From concept design (created in part with Autodesk Fusion 360) to production, the team churned out many iterations.
“We went through numbers and numbers of lattice designs to lock in on the right one,” Guyan says. “There were a few challenges that we needed to solve. First, is it mechanically viable for cushioning? Second, what’s the overall design look of it? And third, how does it perform after you integrate it into a piece of footwear? If we drop something on it or if we compress it, how fast will this structure rebound? From there, we made a lot of different designs, and we did preliminary tests to flesh out those end results.”
In the two-plus years that UA spent developing the UA Architech, a significant part of that time went into testing—both mechanical and human. More than 80 athletes spent in excess of 120 hours in a gym, beating up the shoes. According to Guyan, UA went through several hundred thousand testing cycles to see if anything or anyone could break the shoe.
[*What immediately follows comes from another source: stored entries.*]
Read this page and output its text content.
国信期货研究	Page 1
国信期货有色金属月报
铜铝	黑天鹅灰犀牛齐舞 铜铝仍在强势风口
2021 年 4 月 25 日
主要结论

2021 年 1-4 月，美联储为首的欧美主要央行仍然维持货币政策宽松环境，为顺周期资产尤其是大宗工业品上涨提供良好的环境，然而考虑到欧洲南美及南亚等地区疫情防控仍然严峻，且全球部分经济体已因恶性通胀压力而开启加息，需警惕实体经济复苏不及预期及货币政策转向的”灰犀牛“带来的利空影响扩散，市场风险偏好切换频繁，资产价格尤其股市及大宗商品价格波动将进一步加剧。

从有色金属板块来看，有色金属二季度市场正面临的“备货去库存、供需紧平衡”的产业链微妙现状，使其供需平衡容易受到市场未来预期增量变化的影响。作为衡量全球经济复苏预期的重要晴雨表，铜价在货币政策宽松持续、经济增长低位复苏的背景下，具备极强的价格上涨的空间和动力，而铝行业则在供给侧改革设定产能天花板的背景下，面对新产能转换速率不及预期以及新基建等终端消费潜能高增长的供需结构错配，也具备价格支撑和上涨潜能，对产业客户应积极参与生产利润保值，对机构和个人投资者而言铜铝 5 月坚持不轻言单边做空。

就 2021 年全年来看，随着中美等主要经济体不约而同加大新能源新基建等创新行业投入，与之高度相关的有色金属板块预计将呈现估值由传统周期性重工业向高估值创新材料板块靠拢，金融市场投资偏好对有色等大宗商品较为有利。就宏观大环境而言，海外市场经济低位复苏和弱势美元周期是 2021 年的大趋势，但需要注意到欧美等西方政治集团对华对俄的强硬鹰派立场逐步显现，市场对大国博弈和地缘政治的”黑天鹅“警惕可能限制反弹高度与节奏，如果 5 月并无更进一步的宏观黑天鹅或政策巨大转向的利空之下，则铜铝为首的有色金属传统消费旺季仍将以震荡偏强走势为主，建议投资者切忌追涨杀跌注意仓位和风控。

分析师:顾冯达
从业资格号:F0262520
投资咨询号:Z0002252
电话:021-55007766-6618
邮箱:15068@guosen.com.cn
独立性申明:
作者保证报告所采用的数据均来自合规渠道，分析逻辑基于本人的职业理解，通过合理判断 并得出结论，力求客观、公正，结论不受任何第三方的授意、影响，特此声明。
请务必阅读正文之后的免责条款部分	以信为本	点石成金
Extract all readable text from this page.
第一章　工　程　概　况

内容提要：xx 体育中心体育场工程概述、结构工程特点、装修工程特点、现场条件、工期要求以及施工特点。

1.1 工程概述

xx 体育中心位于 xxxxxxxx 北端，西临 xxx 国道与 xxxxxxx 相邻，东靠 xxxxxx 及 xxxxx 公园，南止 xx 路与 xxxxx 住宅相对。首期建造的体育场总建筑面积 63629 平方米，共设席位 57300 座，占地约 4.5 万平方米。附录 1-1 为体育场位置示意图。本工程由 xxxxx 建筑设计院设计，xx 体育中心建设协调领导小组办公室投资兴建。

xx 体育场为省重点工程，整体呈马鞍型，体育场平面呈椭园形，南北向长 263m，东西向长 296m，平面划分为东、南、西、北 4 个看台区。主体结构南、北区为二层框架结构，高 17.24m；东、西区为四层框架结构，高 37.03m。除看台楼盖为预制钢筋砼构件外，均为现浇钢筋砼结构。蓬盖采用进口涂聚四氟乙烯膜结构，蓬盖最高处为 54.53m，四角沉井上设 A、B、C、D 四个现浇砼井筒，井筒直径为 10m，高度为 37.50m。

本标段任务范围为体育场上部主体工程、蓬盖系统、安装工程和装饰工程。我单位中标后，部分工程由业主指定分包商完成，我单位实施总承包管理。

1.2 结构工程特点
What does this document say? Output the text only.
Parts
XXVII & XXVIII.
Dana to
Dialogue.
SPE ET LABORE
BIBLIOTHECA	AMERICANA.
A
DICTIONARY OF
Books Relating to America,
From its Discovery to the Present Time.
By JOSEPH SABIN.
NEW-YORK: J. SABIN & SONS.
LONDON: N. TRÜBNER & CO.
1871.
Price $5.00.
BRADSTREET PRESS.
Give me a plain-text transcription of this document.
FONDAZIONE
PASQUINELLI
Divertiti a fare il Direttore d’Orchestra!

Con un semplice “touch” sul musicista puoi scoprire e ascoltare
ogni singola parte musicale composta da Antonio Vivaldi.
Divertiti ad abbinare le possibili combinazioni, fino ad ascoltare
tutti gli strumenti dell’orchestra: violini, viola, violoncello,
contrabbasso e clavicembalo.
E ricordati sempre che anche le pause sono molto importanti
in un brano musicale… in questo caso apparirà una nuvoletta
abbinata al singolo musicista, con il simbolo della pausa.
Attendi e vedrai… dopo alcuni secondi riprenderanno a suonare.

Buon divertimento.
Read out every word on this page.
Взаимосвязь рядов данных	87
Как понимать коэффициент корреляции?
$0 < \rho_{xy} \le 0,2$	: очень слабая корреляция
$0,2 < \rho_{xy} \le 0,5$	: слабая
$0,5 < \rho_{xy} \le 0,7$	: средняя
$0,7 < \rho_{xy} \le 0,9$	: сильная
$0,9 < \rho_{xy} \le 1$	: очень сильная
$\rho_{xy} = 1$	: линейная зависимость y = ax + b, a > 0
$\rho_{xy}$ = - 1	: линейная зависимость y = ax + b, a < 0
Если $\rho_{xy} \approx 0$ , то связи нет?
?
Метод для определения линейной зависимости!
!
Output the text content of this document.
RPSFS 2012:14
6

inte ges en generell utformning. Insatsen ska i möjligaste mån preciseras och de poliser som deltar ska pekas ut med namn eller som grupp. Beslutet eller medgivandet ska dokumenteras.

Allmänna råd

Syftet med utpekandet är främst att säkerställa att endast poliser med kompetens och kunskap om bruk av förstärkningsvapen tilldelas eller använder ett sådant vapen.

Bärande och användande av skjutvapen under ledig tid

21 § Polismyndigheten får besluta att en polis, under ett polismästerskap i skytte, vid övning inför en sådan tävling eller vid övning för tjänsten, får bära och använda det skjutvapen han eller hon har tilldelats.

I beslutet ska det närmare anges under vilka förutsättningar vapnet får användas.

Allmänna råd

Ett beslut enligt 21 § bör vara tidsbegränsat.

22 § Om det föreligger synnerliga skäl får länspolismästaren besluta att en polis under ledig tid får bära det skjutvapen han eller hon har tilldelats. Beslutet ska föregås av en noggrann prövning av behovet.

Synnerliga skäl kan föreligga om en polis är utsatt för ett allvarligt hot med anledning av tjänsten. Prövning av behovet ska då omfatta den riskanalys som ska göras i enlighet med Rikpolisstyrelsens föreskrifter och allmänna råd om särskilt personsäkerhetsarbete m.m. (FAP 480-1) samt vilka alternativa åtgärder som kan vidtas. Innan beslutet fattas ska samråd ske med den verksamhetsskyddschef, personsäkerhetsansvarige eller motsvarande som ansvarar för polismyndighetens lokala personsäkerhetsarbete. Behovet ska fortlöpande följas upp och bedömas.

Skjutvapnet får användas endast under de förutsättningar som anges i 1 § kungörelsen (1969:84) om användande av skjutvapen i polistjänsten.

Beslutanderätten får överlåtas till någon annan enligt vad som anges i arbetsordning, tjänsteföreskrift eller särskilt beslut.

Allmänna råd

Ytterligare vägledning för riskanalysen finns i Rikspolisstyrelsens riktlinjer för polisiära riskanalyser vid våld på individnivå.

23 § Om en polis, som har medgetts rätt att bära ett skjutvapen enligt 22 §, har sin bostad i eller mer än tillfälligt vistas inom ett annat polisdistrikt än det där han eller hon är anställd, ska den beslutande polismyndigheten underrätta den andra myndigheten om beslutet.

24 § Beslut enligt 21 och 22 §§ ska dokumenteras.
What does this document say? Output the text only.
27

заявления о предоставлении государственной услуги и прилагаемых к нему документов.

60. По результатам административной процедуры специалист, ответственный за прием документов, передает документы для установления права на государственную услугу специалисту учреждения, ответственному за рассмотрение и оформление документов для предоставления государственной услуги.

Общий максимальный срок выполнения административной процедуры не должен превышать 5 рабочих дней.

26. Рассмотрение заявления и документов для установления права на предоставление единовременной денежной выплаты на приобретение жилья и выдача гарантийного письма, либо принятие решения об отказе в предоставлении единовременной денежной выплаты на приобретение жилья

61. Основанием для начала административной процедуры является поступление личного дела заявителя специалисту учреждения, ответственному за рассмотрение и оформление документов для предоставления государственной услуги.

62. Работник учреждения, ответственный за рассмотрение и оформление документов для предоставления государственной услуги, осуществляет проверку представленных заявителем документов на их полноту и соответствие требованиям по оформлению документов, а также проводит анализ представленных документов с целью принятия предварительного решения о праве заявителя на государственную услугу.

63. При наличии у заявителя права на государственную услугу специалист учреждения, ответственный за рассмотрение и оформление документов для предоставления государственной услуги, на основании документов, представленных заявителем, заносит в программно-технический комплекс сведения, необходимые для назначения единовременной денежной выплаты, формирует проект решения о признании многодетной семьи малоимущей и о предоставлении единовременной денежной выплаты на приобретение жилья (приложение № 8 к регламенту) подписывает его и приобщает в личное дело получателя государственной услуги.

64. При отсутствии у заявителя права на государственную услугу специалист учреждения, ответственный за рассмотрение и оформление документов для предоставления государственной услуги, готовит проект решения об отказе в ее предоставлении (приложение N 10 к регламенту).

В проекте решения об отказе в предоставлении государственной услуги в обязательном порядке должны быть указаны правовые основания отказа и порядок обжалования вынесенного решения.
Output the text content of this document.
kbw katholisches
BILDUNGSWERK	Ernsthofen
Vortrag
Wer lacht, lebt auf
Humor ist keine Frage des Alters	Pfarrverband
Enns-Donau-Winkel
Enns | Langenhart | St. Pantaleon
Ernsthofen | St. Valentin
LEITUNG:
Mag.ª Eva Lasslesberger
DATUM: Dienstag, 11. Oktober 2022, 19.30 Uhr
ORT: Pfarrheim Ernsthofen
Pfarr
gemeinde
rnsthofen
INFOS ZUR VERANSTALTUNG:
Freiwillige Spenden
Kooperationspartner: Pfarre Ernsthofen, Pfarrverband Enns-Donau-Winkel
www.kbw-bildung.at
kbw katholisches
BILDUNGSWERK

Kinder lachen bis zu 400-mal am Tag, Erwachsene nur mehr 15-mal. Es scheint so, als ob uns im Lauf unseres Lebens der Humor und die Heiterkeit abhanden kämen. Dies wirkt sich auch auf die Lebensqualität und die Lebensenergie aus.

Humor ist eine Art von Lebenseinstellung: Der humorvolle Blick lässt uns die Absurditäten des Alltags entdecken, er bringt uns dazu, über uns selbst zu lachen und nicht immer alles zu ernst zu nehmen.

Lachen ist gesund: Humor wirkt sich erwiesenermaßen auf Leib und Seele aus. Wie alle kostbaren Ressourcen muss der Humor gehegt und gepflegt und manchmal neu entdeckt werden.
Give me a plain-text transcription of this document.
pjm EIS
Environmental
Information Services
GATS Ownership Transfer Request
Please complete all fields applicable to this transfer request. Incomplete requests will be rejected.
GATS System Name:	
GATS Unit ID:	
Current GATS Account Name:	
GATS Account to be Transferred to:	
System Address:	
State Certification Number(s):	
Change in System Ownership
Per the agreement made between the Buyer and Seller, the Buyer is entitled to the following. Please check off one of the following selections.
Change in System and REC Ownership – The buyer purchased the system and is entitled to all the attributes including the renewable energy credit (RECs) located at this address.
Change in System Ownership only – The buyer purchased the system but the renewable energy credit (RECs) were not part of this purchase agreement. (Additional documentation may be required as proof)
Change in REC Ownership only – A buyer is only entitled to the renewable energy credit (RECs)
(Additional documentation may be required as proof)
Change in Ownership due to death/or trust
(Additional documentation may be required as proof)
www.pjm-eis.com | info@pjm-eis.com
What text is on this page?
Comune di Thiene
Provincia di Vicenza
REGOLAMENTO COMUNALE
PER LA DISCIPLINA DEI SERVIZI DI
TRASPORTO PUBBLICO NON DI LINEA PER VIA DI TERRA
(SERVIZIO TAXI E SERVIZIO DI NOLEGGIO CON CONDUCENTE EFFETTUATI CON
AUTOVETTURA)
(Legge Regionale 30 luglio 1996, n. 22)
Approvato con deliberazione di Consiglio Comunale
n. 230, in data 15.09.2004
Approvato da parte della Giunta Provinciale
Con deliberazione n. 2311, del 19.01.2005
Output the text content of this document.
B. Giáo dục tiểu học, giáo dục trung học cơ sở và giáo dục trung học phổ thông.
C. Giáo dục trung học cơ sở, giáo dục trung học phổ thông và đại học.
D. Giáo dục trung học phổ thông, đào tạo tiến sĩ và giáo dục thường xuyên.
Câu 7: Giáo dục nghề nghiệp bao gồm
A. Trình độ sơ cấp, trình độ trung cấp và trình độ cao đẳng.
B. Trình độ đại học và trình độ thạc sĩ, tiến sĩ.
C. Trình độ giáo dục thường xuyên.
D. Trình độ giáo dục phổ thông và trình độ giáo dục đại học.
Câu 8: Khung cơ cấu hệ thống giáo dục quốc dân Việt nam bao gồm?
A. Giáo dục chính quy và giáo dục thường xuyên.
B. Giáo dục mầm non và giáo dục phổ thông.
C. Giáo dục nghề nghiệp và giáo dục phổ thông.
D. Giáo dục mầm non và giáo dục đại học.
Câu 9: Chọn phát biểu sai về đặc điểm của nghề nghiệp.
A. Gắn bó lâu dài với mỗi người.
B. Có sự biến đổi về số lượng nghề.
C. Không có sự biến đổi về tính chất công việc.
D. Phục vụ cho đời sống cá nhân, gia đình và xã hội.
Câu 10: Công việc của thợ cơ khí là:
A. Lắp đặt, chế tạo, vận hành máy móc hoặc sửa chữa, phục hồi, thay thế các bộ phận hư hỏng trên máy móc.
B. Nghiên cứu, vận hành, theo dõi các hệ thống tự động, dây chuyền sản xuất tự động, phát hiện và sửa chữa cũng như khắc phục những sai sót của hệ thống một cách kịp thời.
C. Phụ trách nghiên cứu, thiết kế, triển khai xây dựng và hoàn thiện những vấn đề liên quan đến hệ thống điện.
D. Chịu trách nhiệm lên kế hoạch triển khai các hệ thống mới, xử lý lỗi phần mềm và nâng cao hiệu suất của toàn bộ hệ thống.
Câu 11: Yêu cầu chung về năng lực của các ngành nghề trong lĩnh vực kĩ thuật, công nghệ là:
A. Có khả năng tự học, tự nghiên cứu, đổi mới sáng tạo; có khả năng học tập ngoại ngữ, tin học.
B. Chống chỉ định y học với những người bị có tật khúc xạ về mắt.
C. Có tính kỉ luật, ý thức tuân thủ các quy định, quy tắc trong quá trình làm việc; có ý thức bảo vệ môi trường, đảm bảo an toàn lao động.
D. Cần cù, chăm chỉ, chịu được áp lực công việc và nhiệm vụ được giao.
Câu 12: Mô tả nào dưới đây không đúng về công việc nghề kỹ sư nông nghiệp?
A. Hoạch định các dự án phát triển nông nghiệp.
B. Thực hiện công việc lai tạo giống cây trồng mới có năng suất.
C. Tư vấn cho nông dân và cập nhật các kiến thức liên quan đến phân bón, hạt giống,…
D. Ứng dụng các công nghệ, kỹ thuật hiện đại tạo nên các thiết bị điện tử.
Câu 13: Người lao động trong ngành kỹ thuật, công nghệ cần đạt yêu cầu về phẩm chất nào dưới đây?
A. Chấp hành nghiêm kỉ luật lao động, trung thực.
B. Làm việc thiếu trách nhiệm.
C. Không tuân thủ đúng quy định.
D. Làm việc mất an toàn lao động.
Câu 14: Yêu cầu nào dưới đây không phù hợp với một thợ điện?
“As part of that two-year development, we discovered failure,” he says. “And you know, that’s great! Failure often leads you to find that next pinnacle product or develop that next breakthrough idea. And we did. We hit a home run with the testing because we actually have new testing protocols that resulted from the development of this shoe.”
As the team started getting closer to the final product, the feedback during testing became increasingly favorable. The athletes could go straight from heavy lifting to cross-training and didn’t have to change shoes. The shoes were comfortable yet stable: flexible in the forefoot but rigid in the heel. The testers were not expecting that experience—but they were excited and wanted to know how soon they could get their own pair.
Production, however, was a time-consuming process, especially given the UA Architech’s reliance on 3D printing. Thus far, the 3D-printing market has been focused on prototypes, not mass manufacturing. So current machines are not made for producing at scale. In addition, 3D printing uses a batch-based process, so only a certain number of parts can be manufactured each day.
“Why did we use 3D printing to create this piece of unique footwear?” Guyan asks. “Well, for starters, the lattice structure can only be achieved by 3D printing. And I like the simple fact of just that: To make something that cannot be made by conventional means is very exciting. We can have different correlations of different parts, different types of parts, and different types of structures, all within one composition that allows us to repeat, fail, and then find successes. The other unique thing about 3D printing is that the opportunity for customization is endless.”
UA is the first company to produce 3D-printed shoes for performance training. But some of its competitors—Nike, Adidas, and New Balance—have also used this technique for developing running shoes and cleats. All of these companies are using new technologies to change the way athletes train.
“Everything that bears the Under Armour logo is built on performance,” Guyan says. “Our job is to ensure that the gear we develop works just as hard, if not harder, than the athlete wearing it, to help make him or her better. The UA Architech is no different.”